We in dis ting together.”

That rallying cry to the nation by Prime Minister Mia Amor Mottley since she took office on May 24 was aimed specifically at the workers at the Grantley Adams International Airport today as the Prime Minister appealed for their help in making Barbados the best visitor experience in the Americas, if not the world.

The Prime Minister is meeting with workers from all departments at the airport over two days to hear their challenges and suggestions for enhancing the service offered users of the airport.

She lamented the fact that the tourism industry which earned $2.3 billion in 2007 only earned $2.1 billion last year. Her target, she shared, was $4 billion in five years.

Ms. Mottley told the workers: “If you don’t remember anything else from today, remember four in five, because if we don’t do it, your job, your pensions , my job, my pension, our way of life, the Barbados that we know…that’s what’s at stake.”

“I’m asking you now today and I’m not too proud to ask, I need your help. I need each and every one of you to help. And I haven’t sent a message as I could have done through the Minister or the Chairman. I’ve come myself because we need your help and out of this has to be an us…

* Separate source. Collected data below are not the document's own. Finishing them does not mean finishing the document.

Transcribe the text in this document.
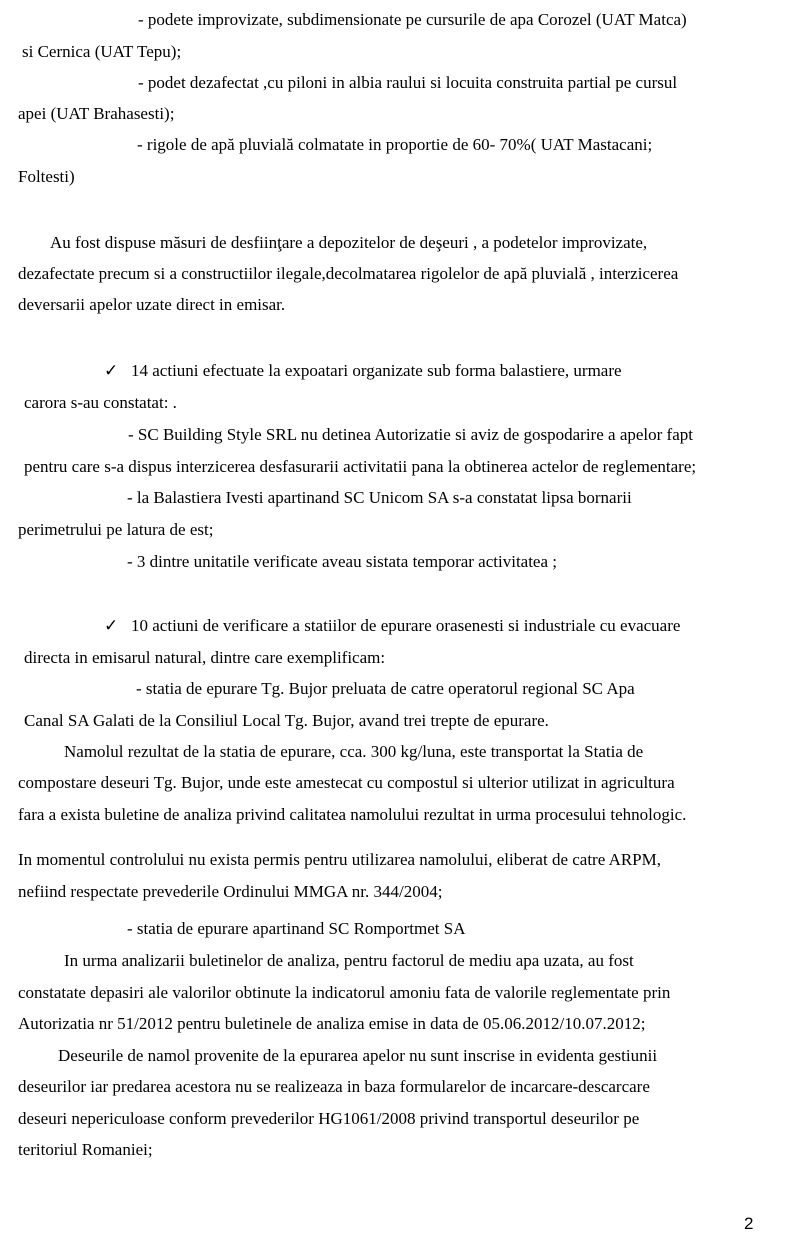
- podete improvizate, subdimensionate pe cursurile de apa Corozel (UAT Matca)
si Cernica (UAT Tepu);
- podet dezafectat ,cu piloni in albia raului si locuita construita partial pe cursul
apei (UAT Brahasesti);
- rigole de apă pluvială colmatate in proportie de 60- 70%( UAT Mastacani;
Foltesti)
Au fost dispuse măsuri de desfiinţare a depozitelor de deşeuri , a podetelor improvizate,
dezafectate precum si a constructiilor ilegale,decolmatarea rigolelor de apă pluvială , interzicerea
deversarii apelor uzate direct in emisar.
✓ 14 actiuni efectuate la expoatari organizate sub forma balastiere, urmare
carora s-au constatat: .
- SC Building Style SRL nu detinea Autorizatie si aviz de gospodarire a apelor fapt
pentru care s-a dispus interzicerea desfasurarii activitatii pana la obtinerea actelor de reglementare;
- la Balastiera Ivesti apartinand SC Unicom SA s-a constatat lipsa bornarii
perimetrului pe latura de est;
- 3 dintre unitatile verificate aveau sistata temporar activitatea ;
✓ 10 actiuni de verificare a statiilor de epurare orasenesti si industriale cu evacuare
directa in emisarul natural, dintre care exemplificam:
- statia de epurare Tg. Bujor preluata de catre operatorul regional SC Apa
Canal SA Galati de la Consiliul Local Tg. Bujor, avand trei trepte de epurare.
Namolul rezultat de la statia de epurare, cca. 300 kg/luna, este transportat la Statia de
compostare deseuri Tg. Bujor, unde este amestecat cu compostul si ulterior utilizat in agricultura
fara a exista buletine de analiza privind calitatea namolului rezultat in urma procesului tehnologic.
In momentul controlului nu exista permis pentru utilizarea namolului, eliberat de catre ARPM,
nefiind respectate prevederile Ordinului MMGA nr. 344/2004;
- statia de epurare apartinand SC Romportmet SA
In urma analizarii buletinelor de analiza, pentru factorul de mediu apa uzata, au fost
constatate depasiri ale valorilor obtinute la indicatorul amoniu fata de valorile reglementate prin
Autorizatia nr 51/2012 pentru buletinele de analiza emise in data de 05.06.2012/10.07.2012;
Deseurile de namol provenite de la epurarea apelor nu sunt inscrise in evidenta gestiunii
deseurilor iar predarea acestora nu se realizeaza in baza formularelor de incarcare-descarcare
deseuri nepericuloase conform prevederilor HG1061/2008 privind transportul deseurilor pe
teritoriul Romaniei;
2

I need us to leave in here with a sense that we is we.”

She outlined some of the steps that were needed to move the process forward. “We need to listen, we need to redesign some of the processes that we have because things that worked for us 40 or 50 years ago may not work for us today.” In this regard, she suggested that perhaps the time had come for a dedicated team of hosts and hostesses to greet passengers.

“All of us must know what is required of each and every one of us and if we do simply what is required of each and every one of us, while doing it with a smile and a pep in our step, then our job becomes easier.”

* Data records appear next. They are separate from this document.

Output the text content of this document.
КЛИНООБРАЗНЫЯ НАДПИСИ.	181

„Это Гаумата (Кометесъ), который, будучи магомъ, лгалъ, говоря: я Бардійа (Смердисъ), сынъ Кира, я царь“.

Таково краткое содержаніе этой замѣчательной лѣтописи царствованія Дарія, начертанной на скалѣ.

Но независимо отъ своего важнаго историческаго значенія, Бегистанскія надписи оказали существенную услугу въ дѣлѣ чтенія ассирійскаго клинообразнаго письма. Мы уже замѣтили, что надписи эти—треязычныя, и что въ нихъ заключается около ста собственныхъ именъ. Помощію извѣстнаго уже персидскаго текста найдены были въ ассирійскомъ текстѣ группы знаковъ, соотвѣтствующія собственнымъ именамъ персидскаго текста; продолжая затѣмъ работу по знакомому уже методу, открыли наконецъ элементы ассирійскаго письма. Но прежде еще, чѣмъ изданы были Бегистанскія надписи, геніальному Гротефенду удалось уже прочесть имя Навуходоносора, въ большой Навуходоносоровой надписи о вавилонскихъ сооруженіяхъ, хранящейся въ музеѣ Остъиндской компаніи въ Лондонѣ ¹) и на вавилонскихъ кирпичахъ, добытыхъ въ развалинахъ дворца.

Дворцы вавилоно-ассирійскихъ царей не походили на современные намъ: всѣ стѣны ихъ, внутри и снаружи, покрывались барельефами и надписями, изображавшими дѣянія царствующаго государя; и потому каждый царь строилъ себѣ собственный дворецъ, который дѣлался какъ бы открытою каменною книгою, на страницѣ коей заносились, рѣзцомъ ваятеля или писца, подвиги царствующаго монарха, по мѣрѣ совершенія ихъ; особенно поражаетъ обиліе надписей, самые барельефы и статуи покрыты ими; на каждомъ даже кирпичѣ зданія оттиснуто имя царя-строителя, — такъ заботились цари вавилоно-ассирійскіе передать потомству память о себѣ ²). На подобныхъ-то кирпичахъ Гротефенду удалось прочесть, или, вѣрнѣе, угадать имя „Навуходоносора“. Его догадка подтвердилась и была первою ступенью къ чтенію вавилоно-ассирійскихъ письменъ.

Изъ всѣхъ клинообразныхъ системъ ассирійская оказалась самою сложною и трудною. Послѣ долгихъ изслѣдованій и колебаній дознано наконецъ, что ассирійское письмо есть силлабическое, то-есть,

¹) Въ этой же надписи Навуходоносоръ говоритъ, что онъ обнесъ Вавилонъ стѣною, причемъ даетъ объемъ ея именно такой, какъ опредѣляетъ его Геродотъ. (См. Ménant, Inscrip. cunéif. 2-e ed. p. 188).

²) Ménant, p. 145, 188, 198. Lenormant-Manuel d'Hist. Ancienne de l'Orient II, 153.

Prime Minister Mia Amor Mottley. (FP)

Prime Minister Mottley told her audience that she wished she had inherited a Government that “was flush”, but it was not. She further noted: “Far from not having money, the reason why we are restructuring debt is because the country is not capable of paying that debt. Straight and simple.”

She revealed that the money that Government was required to pay in interest payments alone was more than the wages for the entire Civil Service. Government spends, she said, $780 million in wages and is spending $800 million in interest alone while the principal is close to $1 billion.

Ms. Mottley assured the workers that the situation could be fixed through measures which included debt restructuring and creating additional revenue by spreading the tax burden across Barbadians and visitors.

Expenditure adjustment also has to take place, she said. “You know how we feel about how we’re going to spend the taxpayers’ money. First thing we have to do is to make people safe. The second thing we have to do is to protect the public health of the country and then, your own health care, nobody should have to endure pain because they don’t have money.”

She also stressed the importance of protecting the vulnerable by creating a platform to empower people through education while at the same time giving them access to money to start businesses through trust loans.

Other priorities, the Prime Minister said, were protecting the beaches, fixing the roads and cleaning the gullies; financing the productive sectors such as tourism and international business; and protecting Barbados as a nation in terms of foreign policy.